The word “surrealism” has been predominantly used in attempts to analyse Sea of Roses, and inspiration in the movement’s ideas would be reaffirmed in her following feature, Heart and Guts (1982). In it, the feminine universe appears filtered by the oneiric visions of a man, inhabited by ghosts and desires. The theme of power and control isn’t too far from view, but the filmmaker deepens her gaze towards an explicit sexual dimension, contrasting male and female fantasies, opposing castration and jouissance, making the man hostage.
This feminist triptych ends with Dream Waltz (1987), in which rupture or rebellion ceases to be the focus. Tereza, the mature woman played fearlessly by Xuxa Lopes, no longer fights for her freedom. Her main struggle now is: what to do with freedom?
Demanding and harsh, these three films escape the stereotype that used to be associated with a rather imprecise notion of “women’s cinema”, marked by delicate narratives, dramas of abandonment and subtle performances.

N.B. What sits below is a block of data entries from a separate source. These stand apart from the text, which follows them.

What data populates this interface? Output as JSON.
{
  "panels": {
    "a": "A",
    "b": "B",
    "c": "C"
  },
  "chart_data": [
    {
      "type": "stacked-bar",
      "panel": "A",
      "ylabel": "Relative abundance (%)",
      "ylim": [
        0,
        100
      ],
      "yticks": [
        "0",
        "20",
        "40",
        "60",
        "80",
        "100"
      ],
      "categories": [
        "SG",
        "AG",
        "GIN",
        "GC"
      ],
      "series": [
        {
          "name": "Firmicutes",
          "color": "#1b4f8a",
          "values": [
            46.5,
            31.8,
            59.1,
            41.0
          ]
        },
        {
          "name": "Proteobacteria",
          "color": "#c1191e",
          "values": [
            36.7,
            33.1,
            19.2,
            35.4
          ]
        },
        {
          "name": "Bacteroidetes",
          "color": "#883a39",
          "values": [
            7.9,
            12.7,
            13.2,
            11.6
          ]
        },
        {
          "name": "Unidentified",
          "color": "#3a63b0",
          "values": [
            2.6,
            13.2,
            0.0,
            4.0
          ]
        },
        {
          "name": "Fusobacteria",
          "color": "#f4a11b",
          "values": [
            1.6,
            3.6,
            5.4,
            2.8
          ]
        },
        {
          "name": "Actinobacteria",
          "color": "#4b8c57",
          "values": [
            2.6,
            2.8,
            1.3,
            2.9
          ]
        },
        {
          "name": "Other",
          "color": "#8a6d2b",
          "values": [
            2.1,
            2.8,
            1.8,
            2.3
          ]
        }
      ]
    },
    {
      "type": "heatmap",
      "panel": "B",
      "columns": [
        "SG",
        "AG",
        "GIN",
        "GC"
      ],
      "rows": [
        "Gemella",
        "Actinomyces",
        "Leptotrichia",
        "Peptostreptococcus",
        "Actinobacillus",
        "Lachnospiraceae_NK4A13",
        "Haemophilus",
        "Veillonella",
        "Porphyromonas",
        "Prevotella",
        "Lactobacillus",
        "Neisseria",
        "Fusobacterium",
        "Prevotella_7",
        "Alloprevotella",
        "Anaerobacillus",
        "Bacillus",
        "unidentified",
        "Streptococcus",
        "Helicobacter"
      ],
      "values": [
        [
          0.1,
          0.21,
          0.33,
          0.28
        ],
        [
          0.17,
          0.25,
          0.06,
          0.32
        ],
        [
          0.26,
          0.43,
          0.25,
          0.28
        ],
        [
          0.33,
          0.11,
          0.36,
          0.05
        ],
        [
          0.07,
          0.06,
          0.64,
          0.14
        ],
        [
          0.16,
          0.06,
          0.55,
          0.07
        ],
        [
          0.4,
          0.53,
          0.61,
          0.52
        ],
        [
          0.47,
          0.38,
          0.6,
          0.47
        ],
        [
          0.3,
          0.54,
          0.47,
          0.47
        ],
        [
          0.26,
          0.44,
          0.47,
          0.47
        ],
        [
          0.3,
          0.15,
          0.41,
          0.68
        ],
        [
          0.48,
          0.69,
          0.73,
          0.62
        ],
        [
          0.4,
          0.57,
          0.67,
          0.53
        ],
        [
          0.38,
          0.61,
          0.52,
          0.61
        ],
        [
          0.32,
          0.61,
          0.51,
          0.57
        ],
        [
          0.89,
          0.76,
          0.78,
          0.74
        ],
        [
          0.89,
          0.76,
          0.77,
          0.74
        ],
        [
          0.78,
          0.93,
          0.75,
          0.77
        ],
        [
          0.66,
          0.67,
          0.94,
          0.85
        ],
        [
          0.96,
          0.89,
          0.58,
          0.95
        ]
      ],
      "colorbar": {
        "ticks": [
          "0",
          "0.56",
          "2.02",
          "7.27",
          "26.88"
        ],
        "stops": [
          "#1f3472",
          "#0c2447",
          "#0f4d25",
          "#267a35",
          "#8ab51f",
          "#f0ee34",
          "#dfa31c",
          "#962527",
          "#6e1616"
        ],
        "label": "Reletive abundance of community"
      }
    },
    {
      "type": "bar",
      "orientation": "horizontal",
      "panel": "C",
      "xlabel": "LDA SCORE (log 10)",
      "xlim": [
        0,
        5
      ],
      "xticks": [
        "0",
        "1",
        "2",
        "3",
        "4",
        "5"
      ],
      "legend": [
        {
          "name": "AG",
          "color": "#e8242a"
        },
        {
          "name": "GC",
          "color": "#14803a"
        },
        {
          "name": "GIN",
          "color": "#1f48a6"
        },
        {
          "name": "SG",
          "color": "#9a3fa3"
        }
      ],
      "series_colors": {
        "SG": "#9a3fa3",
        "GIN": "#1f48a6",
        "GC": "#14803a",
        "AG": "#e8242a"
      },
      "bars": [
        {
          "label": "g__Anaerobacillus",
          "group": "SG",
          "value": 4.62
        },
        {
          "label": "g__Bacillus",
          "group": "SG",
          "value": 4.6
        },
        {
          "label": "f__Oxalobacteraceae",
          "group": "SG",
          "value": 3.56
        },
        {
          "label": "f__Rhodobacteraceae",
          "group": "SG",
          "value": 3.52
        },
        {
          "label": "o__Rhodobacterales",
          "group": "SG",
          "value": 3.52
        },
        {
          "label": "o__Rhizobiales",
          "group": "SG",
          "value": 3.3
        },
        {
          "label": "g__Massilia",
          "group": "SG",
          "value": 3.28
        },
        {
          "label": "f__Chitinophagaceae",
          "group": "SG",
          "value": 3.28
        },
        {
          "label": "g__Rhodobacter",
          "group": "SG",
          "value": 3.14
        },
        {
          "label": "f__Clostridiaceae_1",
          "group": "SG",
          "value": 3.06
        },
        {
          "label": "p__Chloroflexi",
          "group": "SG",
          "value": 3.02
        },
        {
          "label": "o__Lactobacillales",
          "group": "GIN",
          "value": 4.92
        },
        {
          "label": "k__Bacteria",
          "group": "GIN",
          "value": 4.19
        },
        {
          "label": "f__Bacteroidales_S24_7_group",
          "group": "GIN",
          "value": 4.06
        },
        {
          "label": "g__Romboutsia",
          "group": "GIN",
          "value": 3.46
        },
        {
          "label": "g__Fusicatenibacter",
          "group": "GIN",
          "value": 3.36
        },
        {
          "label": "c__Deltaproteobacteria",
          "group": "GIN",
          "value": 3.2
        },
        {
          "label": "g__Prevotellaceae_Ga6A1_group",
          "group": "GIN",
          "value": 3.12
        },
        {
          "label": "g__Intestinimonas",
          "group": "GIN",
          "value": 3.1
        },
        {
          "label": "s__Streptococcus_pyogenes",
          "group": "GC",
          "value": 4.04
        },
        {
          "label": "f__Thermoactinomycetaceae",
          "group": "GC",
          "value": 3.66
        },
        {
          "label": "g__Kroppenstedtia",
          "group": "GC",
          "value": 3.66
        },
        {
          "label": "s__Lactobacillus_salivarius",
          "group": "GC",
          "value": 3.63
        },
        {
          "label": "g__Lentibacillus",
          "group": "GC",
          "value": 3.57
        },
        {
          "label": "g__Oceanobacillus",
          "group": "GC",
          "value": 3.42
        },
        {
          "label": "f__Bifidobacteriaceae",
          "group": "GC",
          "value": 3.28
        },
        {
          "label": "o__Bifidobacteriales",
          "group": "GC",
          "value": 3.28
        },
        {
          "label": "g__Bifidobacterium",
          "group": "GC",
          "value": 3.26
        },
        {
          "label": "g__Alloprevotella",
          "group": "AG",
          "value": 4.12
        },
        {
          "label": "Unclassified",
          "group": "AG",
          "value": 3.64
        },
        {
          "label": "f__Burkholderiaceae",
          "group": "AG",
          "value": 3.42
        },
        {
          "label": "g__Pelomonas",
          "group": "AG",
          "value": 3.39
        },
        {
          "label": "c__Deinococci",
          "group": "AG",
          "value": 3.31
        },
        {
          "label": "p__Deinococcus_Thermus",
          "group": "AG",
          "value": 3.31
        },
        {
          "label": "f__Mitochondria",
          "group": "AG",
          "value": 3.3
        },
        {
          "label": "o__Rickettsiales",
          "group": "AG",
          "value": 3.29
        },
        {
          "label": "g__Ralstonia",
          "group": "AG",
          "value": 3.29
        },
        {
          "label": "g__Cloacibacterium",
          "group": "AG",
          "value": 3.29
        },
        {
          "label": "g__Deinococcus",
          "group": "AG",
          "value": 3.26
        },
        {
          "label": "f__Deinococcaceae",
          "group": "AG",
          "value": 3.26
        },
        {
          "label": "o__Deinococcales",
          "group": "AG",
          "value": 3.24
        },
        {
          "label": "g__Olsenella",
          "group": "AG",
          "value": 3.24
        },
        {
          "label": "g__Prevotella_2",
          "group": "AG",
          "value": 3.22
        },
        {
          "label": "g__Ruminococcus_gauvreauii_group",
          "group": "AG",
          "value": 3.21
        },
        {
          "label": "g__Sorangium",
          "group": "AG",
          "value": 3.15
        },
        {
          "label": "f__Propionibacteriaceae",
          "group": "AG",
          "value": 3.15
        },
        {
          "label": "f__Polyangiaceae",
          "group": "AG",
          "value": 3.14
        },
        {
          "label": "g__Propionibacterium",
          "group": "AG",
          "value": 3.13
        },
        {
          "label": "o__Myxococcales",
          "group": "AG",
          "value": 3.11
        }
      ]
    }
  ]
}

After a long break in the 1990s, Ana Carolina’s exuberant irony resurfaced in Amélia (2000), a name that symbolizes femininity in the imagination of the Brazilian alpha male. Without ceasing to be a portrait of a woman, the film is also an acid reinterpretation of class relations and revisits a line of thought that the filmmaker seemed to have abandoned when she moved from documentaries to fiction.
The past, visited in Amélia and all subsequent fiction films, — Gregório de Mattos (2003), A Primeira Missa (2014) and the latest Endless Passions (2022) — is not just a painting, a careful reconstitution. These are films with an ambition to represent different versions of Brazil, but also to interpret the country, to lay bare the imaginary used to establish its identity, to serve as a cauldron of contradictions.
For the ambition displayed throughout her career and for having built a challenging body of work, the 46th Mostra concedes to Ana Carolina the Humanity Award.